= Morphology (folkloristics) =

Study of the structure of fairy tales

In folkloristics, morphology is the study of the structure of folklore and fairy tales.

Some pioneering work in this field was begun in the nineteenth century, such as Marian Roalfe Cox's work on Cinderella, Cinderella: Three Hundred and Forty-Five Variants of Cinderella, Catskin and, Cap O' Rushes, Abstracted and Tabulated with a Discussion of Medieval Analogues and Notes.

However, folkloristic morphology took on much more form in the twentieth century, driven by the work of two researchers and theorists: Russian scholar Vladimir Propp and Finnish folklorist Antti Aarne.

Antti Aarne's theories, enlarged and expanded by American folklorist Stith Thompson in 1961 and by Hans-Jörg Uther in 2004, look at motifs rather than actions - for example, "a soldier makes a deal with the devil" or "a soldier marries the youngest of three sisters". More than 2500 folk and fairy tales have been cataloged under this taxonomy; the AaTh or Aarne–Thompson number is as well-known to folklorists as Francis James Child's identification of ballads is to scholars of folk songs.

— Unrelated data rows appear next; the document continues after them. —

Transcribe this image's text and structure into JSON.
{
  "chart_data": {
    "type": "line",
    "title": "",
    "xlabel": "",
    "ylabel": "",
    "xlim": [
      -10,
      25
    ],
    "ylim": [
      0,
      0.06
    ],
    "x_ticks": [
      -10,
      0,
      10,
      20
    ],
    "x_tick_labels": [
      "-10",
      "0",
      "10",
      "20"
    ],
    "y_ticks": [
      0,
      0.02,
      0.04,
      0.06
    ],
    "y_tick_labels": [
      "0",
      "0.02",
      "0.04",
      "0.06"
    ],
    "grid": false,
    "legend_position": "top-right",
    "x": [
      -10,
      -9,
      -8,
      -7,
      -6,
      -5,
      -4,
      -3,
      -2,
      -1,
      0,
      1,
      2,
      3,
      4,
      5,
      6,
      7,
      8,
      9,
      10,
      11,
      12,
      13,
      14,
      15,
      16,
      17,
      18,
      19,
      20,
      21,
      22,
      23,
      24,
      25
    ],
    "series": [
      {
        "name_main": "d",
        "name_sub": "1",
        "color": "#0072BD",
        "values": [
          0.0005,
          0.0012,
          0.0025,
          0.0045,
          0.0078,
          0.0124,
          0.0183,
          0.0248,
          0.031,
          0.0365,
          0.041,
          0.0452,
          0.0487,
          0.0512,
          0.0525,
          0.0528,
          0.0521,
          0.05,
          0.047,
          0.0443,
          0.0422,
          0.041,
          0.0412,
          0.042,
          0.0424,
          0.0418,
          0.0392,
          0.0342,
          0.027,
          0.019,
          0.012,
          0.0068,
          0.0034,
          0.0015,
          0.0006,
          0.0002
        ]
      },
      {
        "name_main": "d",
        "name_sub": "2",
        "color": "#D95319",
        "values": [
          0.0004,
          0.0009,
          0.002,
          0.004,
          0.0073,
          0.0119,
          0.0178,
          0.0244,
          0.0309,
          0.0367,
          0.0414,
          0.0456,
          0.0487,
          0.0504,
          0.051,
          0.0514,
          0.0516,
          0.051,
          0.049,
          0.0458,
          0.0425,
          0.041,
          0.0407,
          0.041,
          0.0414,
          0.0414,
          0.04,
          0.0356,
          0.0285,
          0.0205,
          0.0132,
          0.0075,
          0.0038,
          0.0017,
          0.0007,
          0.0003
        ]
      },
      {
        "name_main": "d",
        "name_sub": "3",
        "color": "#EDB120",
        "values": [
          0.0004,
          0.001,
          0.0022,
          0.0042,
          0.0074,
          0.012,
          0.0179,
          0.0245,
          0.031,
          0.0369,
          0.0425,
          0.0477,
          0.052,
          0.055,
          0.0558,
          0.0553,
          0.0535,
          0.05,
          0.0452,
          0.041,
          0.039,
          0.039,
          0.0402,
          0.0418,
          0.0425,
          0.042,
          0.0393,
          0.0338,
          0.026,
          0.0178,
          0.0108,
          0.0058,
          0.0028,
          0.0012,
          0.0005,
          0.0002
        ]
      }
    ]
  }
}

Vladimir Propp was a Russian formalist scholar. He criticized Aarne's work for ignoring what motifs did in a tale, and analysed the basic plot, or action, components of Russian folk tales to identify their simplest irreducible narrative elements. His Morphology of the Folktale was published in Russian in 1928 and influenced Claude Lévi-Strauss and Roland Barthes, though it received little attention from Western scholars until it was translated into English in the 1950s.

In Afanasyev's collection of Russian fairy tales, Propp found a limited number of plot elements or "functions" that constructed all. These elements occurred in a standard, consistent sequence. He derived thirty-one generic functions, such as "a difficult task is proposed" or "donor tests the hero" or "a magical agent is directly transferred".